Deeper Day 36: Hall of Mirrors

Recently, I described a very challenging week I had in which God spoke to me that I was under attack.  Today, I wanted to highlight one of the most important things that consistently happened during that time.

When the fog was all around me, and I couldn’t see a way through.  When my emotions were all out of whack and I wondered how I would find my way out, I kept hearing a voice inside (Holy Spirit) saying, “This is an illusion.  This is not true.”  So, I kept repeating that to myself when I would hear the many negative thoughts and outcomes that kept plaguing my mind.

You see, I am not subject to my thoughts.  My thoughts are held captive to the Light of His Presence.

I learned long ago that we would be better served to stop acting as servants to every whim and erroneous thought we have.  It’s not the original thoughts that are sins, no, it’s when we entertain them and eventually live them out that they become our sin.

We have power over not only our own actions, but our thoughts.

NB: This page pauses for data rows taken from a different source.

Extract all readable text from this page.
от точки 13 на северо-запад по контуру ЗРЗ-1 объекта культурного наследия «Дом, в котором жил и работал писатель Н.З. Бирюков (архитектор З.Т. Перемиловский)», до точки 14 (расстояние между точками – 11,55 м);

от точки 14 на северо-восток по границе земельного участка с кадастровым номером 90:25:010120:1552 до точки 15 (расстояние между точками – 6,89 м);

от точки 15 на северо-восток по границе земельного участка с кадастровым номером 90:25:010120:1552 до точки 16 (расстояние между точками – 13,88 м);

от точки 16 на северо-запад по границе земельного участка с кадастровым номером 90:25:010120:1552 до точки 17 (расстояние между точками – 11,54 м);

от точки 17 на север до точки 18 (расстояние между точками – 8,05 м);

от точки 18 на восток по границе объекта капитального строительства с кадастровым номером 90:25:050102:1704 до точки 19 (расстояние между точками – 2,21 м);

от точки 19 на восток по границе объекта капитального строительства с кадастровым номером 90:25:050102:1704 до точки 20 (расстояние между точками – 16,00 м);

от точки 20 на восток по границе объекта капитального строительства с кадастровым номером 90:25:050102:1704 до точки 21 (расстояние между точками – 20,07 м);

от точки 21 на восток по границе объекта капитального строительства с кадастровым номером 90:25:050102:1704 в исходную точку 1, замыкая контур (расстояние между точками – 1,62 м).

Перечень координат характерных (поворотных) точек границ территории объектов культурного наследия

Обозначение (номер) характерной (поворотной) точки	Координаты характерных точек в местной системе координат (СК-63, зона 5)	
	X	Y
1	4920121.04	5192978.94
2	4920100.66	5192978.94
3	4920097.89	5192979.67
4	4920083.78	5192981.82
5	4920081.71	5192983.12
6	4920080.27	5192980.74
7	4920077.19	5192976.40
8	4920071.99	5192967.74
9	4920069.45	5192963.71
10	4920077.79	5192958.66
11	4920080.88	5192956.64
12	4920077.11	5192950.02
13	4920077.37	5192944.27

We demolish arguments and every pretension that sets itself up against the knowledge of God, and we take captive every thought to make it obedient to Christ.  2 Corinthians 10:5

The mind governed by the flesh is death, but the mind governed by the Spirit is life and peace.  The mind governed by the flesh is hostile to God; it does not submit to God’s law, nor can it do so.  Those who are in the realm of the flesh cannot please God.  You, however, are not in the realm of the flesh but are in the realm of the Spirit, if indeed the Spirit of God lives in you.  And if anyone does not have the Spirit of Christ, they do not belong to Christ.  Romans 8:6-9

Do not conform to the pattern of this world but be transformed by the renewing of your mind.  Then you will be able to test and approve what God’s will is- His good, pleasing and perfect will.  Romans 12:2

So, when the enemy was trying to convince me that I had no future and life was so bad it would be better if I wasn’t even living it anymore, I was telling God, “I know this isn’t real, and I also know I must be on the verge of the greatest breakthrough of my life.”  For real, that’s what I said.  Then I would continue to do all the normal things I usually do and refused to allow the enemy to pull me into the pit of despair.  I kept on going just like the “little engine who could”, except I didn’t just “think” I could make it, I knew!  For nothing is impossible with God.  Luke 1:37

Prayer Moment: God, I pray that I would be so steeped in scripture and in Your Presence that each and every time the enemy tries to plant the seed of a negative thought in my life, I recognize it immediately and bring it straight to You so I can be free.  Lord, forgive me for times in the past when I allowed myself to fall under the thoughts and plans of the enemy for my life.  Help me to always partner with Your thoughts from this day forward.  Show me Your plan and purpose for my life so I can walk in Your ways and not be deceived.  Lord, I trust You.  I trust You enough to share every thought with You, without any fear.  I know that You know me, and You know my heart.  Protect me.  Lead me.  Teach me.  I am Yours completely.  In Jesus’ name, Amen.